A primeira coisa que torna a história oral diferente, portanto, é aquela que nos conta menos sobre eventos que sobre significados. Isso não implica que a história oral não tenha validade factual. Entrevistas sempre revelam eventos desconhecidos ou aspectos desconhecidos de eventos conhecidos: elas sempre lançam nova luz sobre áreas inexploradas da vida diária das classes não hegemônicas (Portelli, 1997, p. 31).

Para Matos e Senna (2011), a história oral, como método, reconhece que as trajetórias dos indivíduos e dos grupos merecem ser ouvidas, bem como devem ser conhecidas e respeitadas as especificidades de cada sociedade.

O trabalho com história oral exige do pesquisador um elevado respeito pelo outro, por suas opiniões, atitudes e posições, por sua visão de mundo, enfim. É essa visão de mundo que norteia seu depoimento e que imprime significados, aos fatos e acontecimentos narrados. (Alberti, 2013, p. 33). Antes de prosseguir, destaco que nesta dissertação a escolha da história oral como método foi se construindo ao longo do processo de pesquisa. Inicialmente pensei em trabalhar com histórias de vida, algo amplamente possível nesta investigação, pois a história de vida como método também pressupõe “uma produção de conhecimento a partir do discurso do sujeito, sobre sua situação concreta de vida e reconhecendo ao saber individual um valor sociológico” (Barros & Silva, 2008, p. 136). No entanto, ao longo do caminho, aprofundando algumas leituras, deparei-me a história oral e com o oralista italiano Alessandro Portelli e a historiadora brasileira Verena Alberti, entre outros, o que me permitiu compreender que, muito embora com diferenças em seus pressupostos teóricos, técnicos e metodológicos, os limites entre história oral e de vida são imprecisos, uma vez que ambas privilegiam o vínculo entre entrevistador e entrevistado, assim como também fazem a ponte entre o individual e o social, e trabalham com a produção dos sentidos atribuídos pelos sujeitos sobre suas narrativas. Desta forma, optei por utilizar a história oral neste estudo, compreendendo ser possível fazer uma pesquisa e utilizando-a como método a partir dos meus objetivos de pesquisa.

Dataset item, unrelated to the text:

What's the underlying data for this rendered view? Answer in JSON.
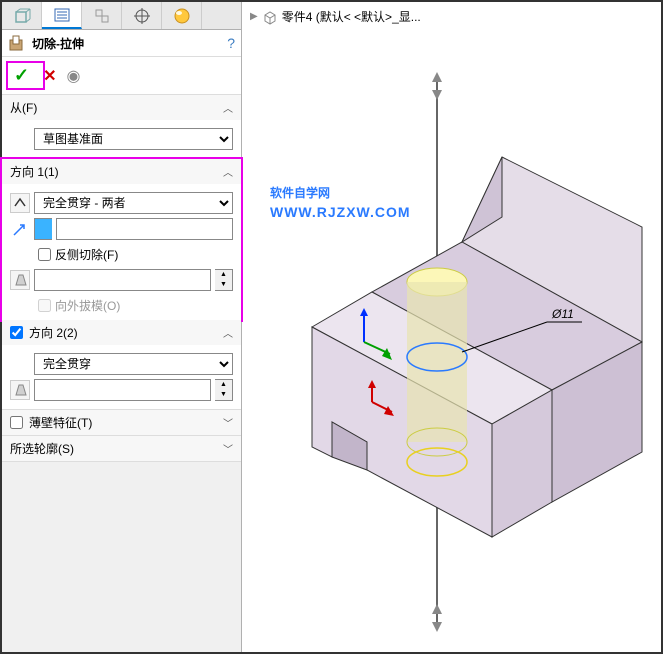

O escopo teórico que envolve as pesquisas com história oral é muito amplo e permite o uso de várias técnicas, sendo muitas as variações na forma de aplicá-la. Diferentes correntes epistemológicas têm se apropriado dessas variações para trabalhar com histórias orais de acordo com distintos referenciais teóricos. Nesta pesquisa, optei por trabalhar com histórias/relatos orais com foco na dimensão laboral dos jovens participantes do estudo. O relato oral buscou, assim, inscrever e narrar as trajetórias de trabalho dos jovens e de seus familiares, e fazer projeções laborais, apreendendo também as fugas e formas de singularização marcadas por condições sociais e históricas.

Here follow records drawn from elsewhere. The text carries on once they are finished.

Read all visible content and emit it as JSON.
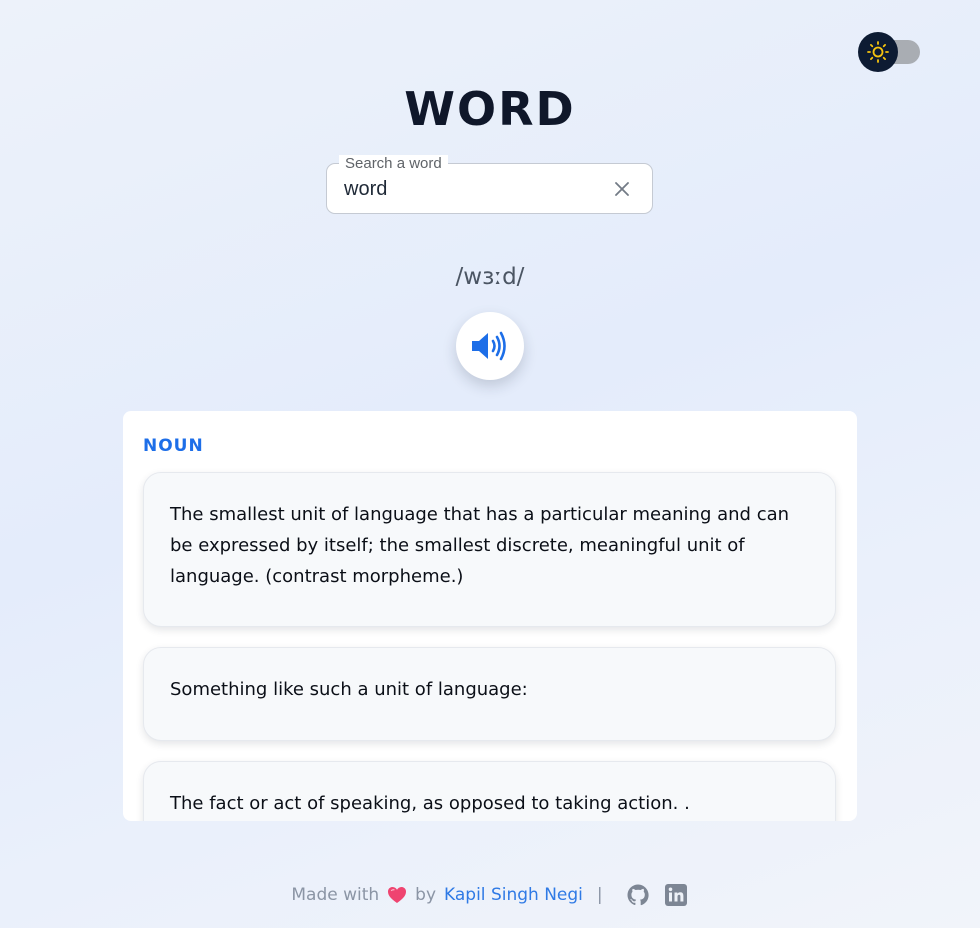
{
  "header": {
    "title": "WORD"
  },
  "theme_toggle": {
    "icon": "sun-icon",
    "mode": "dark"
  },
  "search": {
    "label": "Search a word",
    "value": "word",
    "clear_icon": "close-icon"
  },
  "pronunciation": {
    "phonetic": "/wɜːd/",
    "audio_icon": "speaker-icon"
  },
  "meanings": [
    {
      "part_of_speech": "NOUN",
      "definitions": [
        "The smallest unit of language that has a particular meaning and can be expressed by itself; the smallest discrete, meaningful unit of language. (contrast morpheme.)",
        "Something like such a unit of language:",
        "The fact or act of speaking, as opposed to taking action. ."
      ]
    }
  ],
  "footer": {
    "made_with": "Made with",
    "heart": "♥",
    "by": "by",
    "author": "Kapil Singh Negi",
    "separator": "|",
    "links": [
      "github-icon",
      "linkedin-icon"
    ]
  },
  "colors": {
    "accent": "#1d6ee8",
    "title": "#0f172a",
    "heart": "#ef4470"
  }
}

A história oral oferece menos uma grade de experiências-padrão do que um horizonte de possibilidades compartilhadas, reais ou imaginadas. O fato de que essas possibilidades raramente estejam organizadas em [...] padrões coerentes indica que cada pessoa entretém, a cada momento, múltiplos destinos possíveis, percebe diferentes possibilidades e faz escolhas diferentes de outras na mesma situação. Esta miríade de diferenças individuais [...] serve para lembrar que [...] o mundo real é mais semelhante a um mosaico ou patchwork de diferentes pedaços, que se tocam, superpõem e convergem, mas, igualmente acalentam uma irredutível individualidade. (Portelli, 1996, p. 88).

Esta miríade de possibilidades de que nos fala Portelli (1996), fez-se presente nas trajetórias narradas pelos jovens pesquisados. Esta multiplicidade de vivências, olhares e formas de ser e estar no mundo serão apresentadas nos capítulos de análise.